If you wanted a René Herse crank, you had to buy a René Herse bike.
When Campagnolo offered his first cranks in 1958 (above, 1965 version shown), Campagnolo used five arms for the spider instead of Herse’s three arms.
Perhaps he thought that racers needed more support for the chainrings?
This precluded a more widespread adoption of this great design.
Starting in the late 1940s, Tullio Campagnolo adopted a number of cyclotouring components for racing.
In the 1970s, Campagnolo began offering a factory-made version of this design.
The Campagnolo triple appears to have been the first production crank with two different bolt-circle diameters.
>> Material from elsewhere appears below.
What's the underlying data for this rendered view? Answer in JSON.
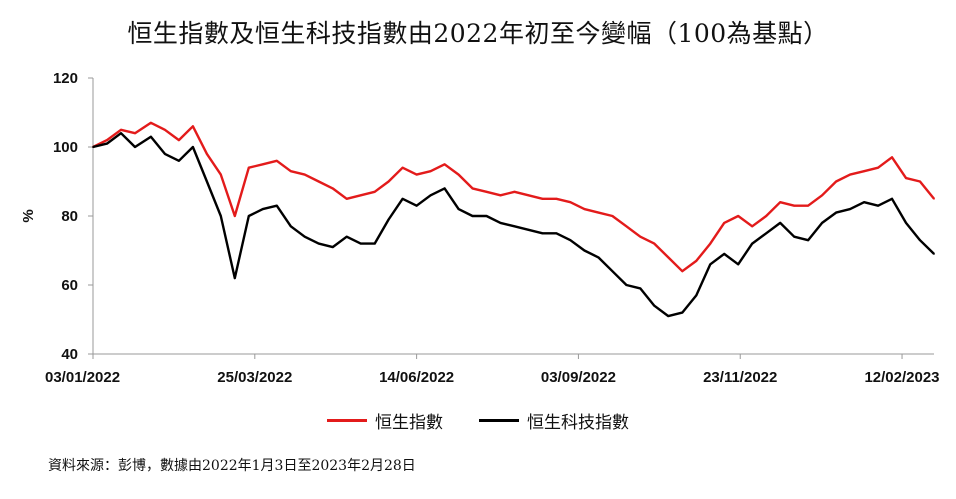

(Campagnolo famously bought two Nivex derailleurs from Alex Singer the year before he introduced the Gran Sport.
You can read article on the development of the Gran Sport here.) The Gran Sport was so successful that it set the mold for all modern derailleurs.
Even Shimano’s electronic Di2 rear derailleur can trace its ancestry directly to the Gran Sport.
For decades, most component makers copied Campagnolo, sometimes with small modifications.
Shimano’s cranks used a 130 mm bolt-circle diameter that allowed using chainrings down to 38 teeth.